In those cases where one does get real information, could that not have been achieved by more intelligent, less crude means? I cannot help thinking that in the choice of torture over other methods, there is a catering to our lowest instincts and need to control.
Again, do we have any real knowledge of this, or are we just thinking we can apply some sort of simplistic logic?
Bailey
3 years ago
The need to control
Dorothy, I have been admiring the way you have of finding the nugget at the heart of things.
I think the need to control others is central to this whole political schlemozzle we find ourselves struggling with all across the board.
We live in fear, all of us. People say sex sells, when looking at mass communications techniques in use everywhere now, but I think that the real message is 'be afraid'.
Commercially, politically, ecologically, socially.
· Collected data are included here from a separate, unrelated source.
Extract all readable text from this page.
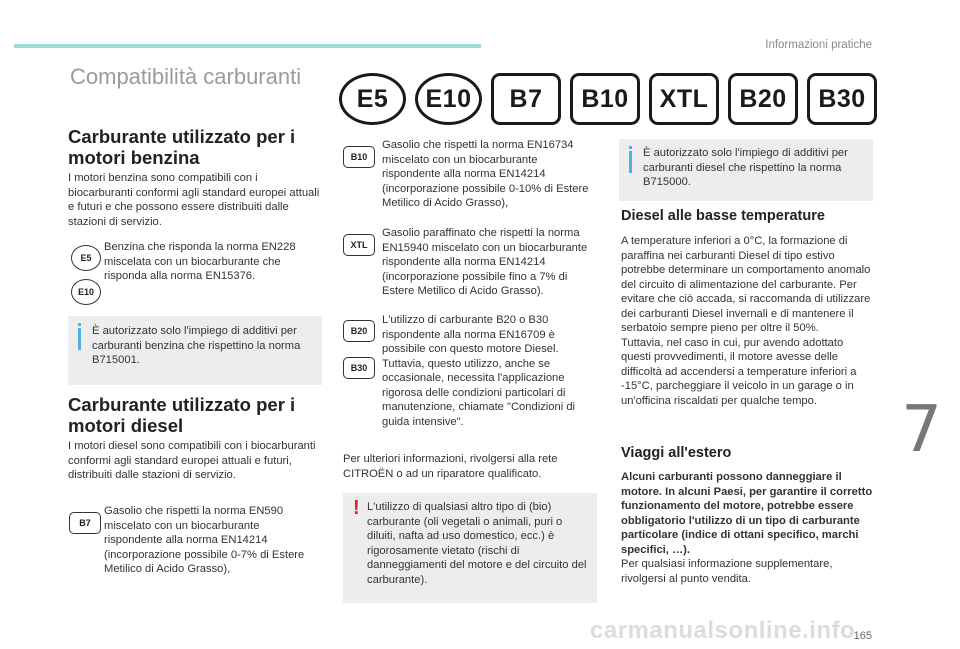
Informazioni pratiche
Compatibilità carburanti
E5	E10	B7	B10	XTL	B20	B30
Carburante utilizzato per i
motori benzina
I motori benzina sono compatibili con i biocarburanti conformi agli standard europei attuali e futuri e che possono essere distribuiti dalle stazioni di servizio.
E5
E10
Benzina che risponda la norma EN228 miscelata con un biocarburante che risponda alla norma EN15376.
È autorizzato solo l'impiego di additivi per carburanti benzina che rispettino la norma B715001.
Carburante utilizzato per i
motori diesel
I motori diesel sono compatibili con i biocarburanti conformi agli standard europei attuali e futuri, distribuiti dalle stazioni di servizio.
B7
Gasolio che rispetti la norma EN590 miscelato con un biocarburante rispondente alla norma EN14214 (incorporazione possibile 0-7% di Estere Metilico di Acido Grasso),
B10
Gasolio che rispetti la norma EN16734 miscelato con un biocarburante rispondente alla norma EN14214 (incorporazione possibile 0-10% di Estere Metilico di Acido Grasso),
XTL
Gasolio paraffinato che rispetti la norma EN15940 miscelato con un biocarburante rispondente alla norma EN14214 (incorporazione possibile fino a 7% di Estere Metilico di Acido Grasso).
B20
B30
L'utilizzo di carburante B20 o B30 rispondente alla norma EN16709 è possibile con questo motore Diesel. Tuttavia, questo utilizzo, anche se occasionale, necessita l'applicazione rigorosa delle condizioni particolari di manutenzione, chiamate "Condizioni di guida intensive".
Per ulteriori informazioni, rivolgersi alla rete CITROËN o ad un riparatore qualificato.
! L'utilizzo di qualsiasi altro tipo di (bio) carburante (oli vegetali o animali, puri o diluiti, nafta ad uso domestico, ecc.) è rigorosamente vietato (rischi di danneggiamenti del motore e del circuito del carburante).
È autorizzato solo l'impiego di additivi per carburanti diesel che rispettino la norma B715000.
Diesel alle basse temperature
A temperature inferiori a 0°C, la formazione di paraffina nei carburanti Diesel di tipo estivo potrebbe determinare un comportamento anomalo del circuito di alimentazione del carburante. Per evitare che ciò accada, si raccomanda di utilizzare dei carburanti Diesel invernali e di mantenere il serbatoio sempre pieno per oltre il 50%.
Tuttavia, nel caso in cui, pur avendo adottato questi provvedimenti, il motore avesse delle difficoltà ad accendersi a temperature inferiori a -15°C, parcheggiare il veicolo in un garage o in un'officina riscaldati per qualche tempo.
Viaggi all'estero
Alcuni carburanti possono danneggiare il motore. In alcuni Paesi, per garantire il corretto funzionamento del motore, potrebbe essere obbligatorio l'utilizzo di un tipo di carburante particolare (indice di ottani specifico, marchi specifici, …).
Per qualsiasi informazione supplementare, rivolgersi al punto vendita.
7
165
carmanualsonline.info
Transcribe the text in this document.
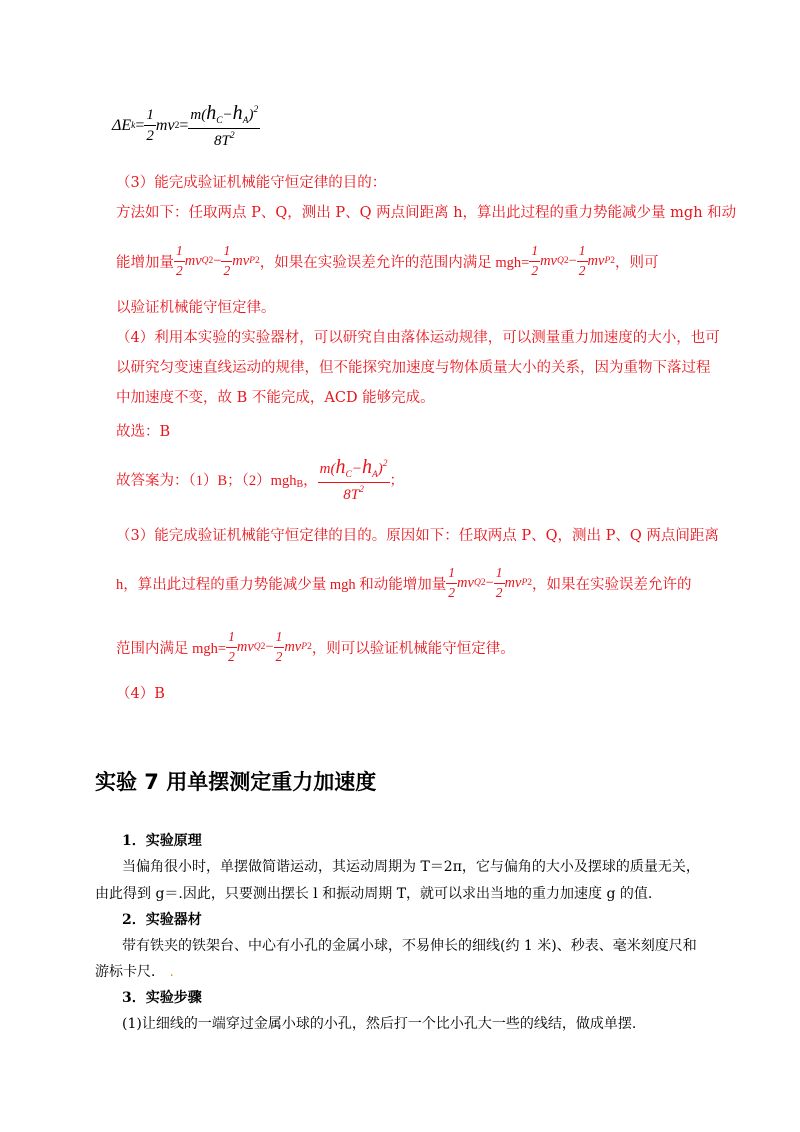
ΔE $k = \frac{1}{2}$ mv $2 = \frac{m(h_C-h_A)^2}{8T^2}$
（3）能完成验证机械能守恒定律的目的：
方法如下：任取两点 P、Q，测出 P、Q 两点间距离 h，算出此过程的重力势能减少量 mgh 和动
能增加量 $\frac{1}{2}$ mv Q $2 - \frac{1}{2}$ mv P 2 ，如果在实验误差允许的范围内满足 $mgh= \frac{1}{2}$ mv Q $2 - \frac{1}{2}$ mv P 2 ，则可
以验证机械能守恒定律。
（4）利用本实验的实验器材，可以研究自由落体运动规律，可以测量重力加速度的大小，也可
以研究匀变速直线运动的规律，但不能探究加速度与物体质量大小的关系，因为重物下落过程
中加速度不变，故 B 不能完成，ACD 能够完成。
故选：B
故答案为：（1）B；（2）mgh B ， $\frac{m(h_C-h_A)^2}{8T^2}$ ；
（3）能完成验证机械能守恒定律的目的。原因如下：任取两点 P、Q，测出 P、Q 两点间距离
h，算出此过程的重力势能减少量 mgh 和动能增加量 $\frac{1}{2}$ mv Q $2 - \frac{1}{2}$ mv P 2 ，如果在实验误差允许的
范围内满足 $mgh= \frac{1}{2}$ mv Q $2 - \frac{1}{2}$ mv P 2 ，则可以验证机械能守恒定律。
（4）B
实验 7 用单摆测定重力加速度
1．实验原理
当偏角很小时，单摆做简谐运动，其运动周期为 T＝2π，它与偏角的大小及摆球的质量无关，
由此得到 g＝.因此，只要测出摆长 l 和振动周期 T，就可以求出当地的重力加速度 g 的值.
2．实验器材
带有铁夹的铁架台、中心有小孔的金属小球，不易伸长的细线(约 1 米)、秒表、毫米刻度尺和
游标卡尺． .
3．实验步骤
(1)让细线的一端穿过金属小球的小孔，然后打一个比小孔大一些的线结，做成单摆.
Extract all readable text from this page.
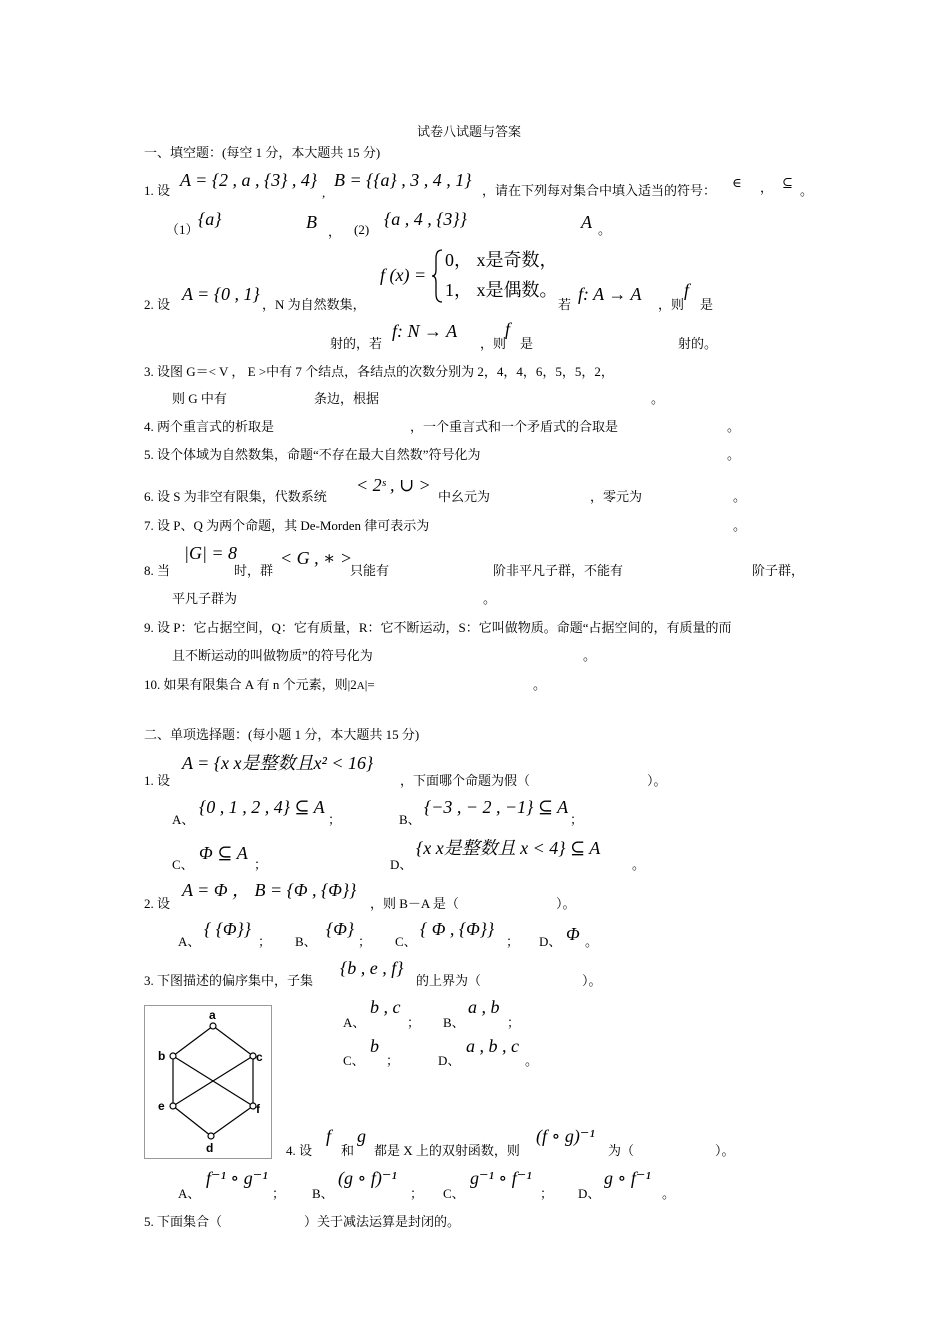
试卷八试题与答案
一、填空题：(每空 1 分，本大题共 15 分)
1. 设
A = {2 , a , {3} , 4}
,
B = {{a} , 3 , 4 , 1}
，请在下列每对集合中填入适当的符号：
∈ ， ⊆
。
（1）
{a}	B ， (2)
{a , 4 , {3}}	A 。
2. 设
A = {0 , 1}
，N 为自然数集，
f (x) =
0， x是奇数，
1， x是偶数。
若
f: A → A
，则
f
是
射的，若
f: N → A
，则
f
是	射的。
3. 设图 G＝< V ， E >中有 7 个结点，各结点的次数分别为 2，4，4，6，5，5，2，
则 G 中有	条边，根据	。
4. 两个重言式的析取是	，一个重言式和一个矛盾式的合取是	。
5. 设个体域为自然数集，命题“不存在最大自然数”符号化为	。
6. 设 S 为非空有限集，代数系统
< 2ˢ , ∪ >
中幺元为	，零元为	。
7. 设 P、Q 为两个命题，其 De-Morden 律可表示为	。
|G| = 8
8. 当	时，群
< G , ∗ >
只能有	阶非平凡子群，不能有	阶子群，
平凡子群为	。
9. 设 P：它占据空间，Q：它有质量，R：它不断运动，S：它叫做物质。命题“占据空间的，有质量的而
且不断运动的叫做物质”的符号化为	。
10. 如果有限集合 A 有 n 个元素，则|2A|=	。
二、单项选择题：(每小题 1 分，本大题共 15 分)
A = {x x是整数且x² < 16}
1. 设	，下面哪个命题为假（	）。
A、
{0 , 1 , 2 , 4} ⊆ A
；	B、
{−3 , − 2 , −1} ⊆ A
；
C、
Φ ⊆ A
；	D、
{x x是整数且 x < 4} ⊆ A
。
2. 设
A = Φ ， B = {Φ , {Φ}}
，则 B－A 是（	）。
A、
{ {Φ}}
； B、
{Φ}
； C、
{ Φ , {Φ}}
； D、 Φ 。
3. 下图描述的偏序集中，子集
{b , e , f}
的上界为（	）。
a
b	c
e	f
d
A、
b , c
； B、
a , b
；
C、
b
；	D、
a , b , c
。
4. 设
f
和
g
都是 X 上的双射函数，则
(f ∘ g)⁻¹
为（	）。
A、
f⁻¹ ∘ g⁻¹
； B、
(g ∘ f)⁻¹
； C、
g⁻¹ ∘ f⁻¹
； D、
g ∘ f⁻¹
。
5. 下面集合（	）关于减法运算是封闭的。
Certainly around questions of war.
Be afraid that you are hated by the others, who are afraid that they are hated by you.
Be afraid that you are not, will never be good enough, be pretty enough, will never be attractive enough to get a girl like this.
Be afraid that somebody else will get your job, that you'll lose your home, that your family will leave you alone because of it.
Be afraid that somebody will steal your identity, will abuse your computer, will blame you for their crimes.
All of these are ways for the powerful to exert control over massed groups of people who otherwise would probably hang them from the nearest lamppost if they knew who they really were.
The need for such control, evil as it seems, is itself engendered by fear at the highest levels. Fear of exposure. Fear that somebody someday might suddenly somehow strip away the veils of lies behind which these damaged people hide the fact that, far from being a sign of merit, great riches are more often a symptom of psychopathology.
It's not that the emperor has no clothes, it's that his underwear is insanity. That's why he dresses so meticulously in public.
That's why they are so attached to the idea that they must be allowed to torture, so they can absolutely control the outward image that all the rest of us see.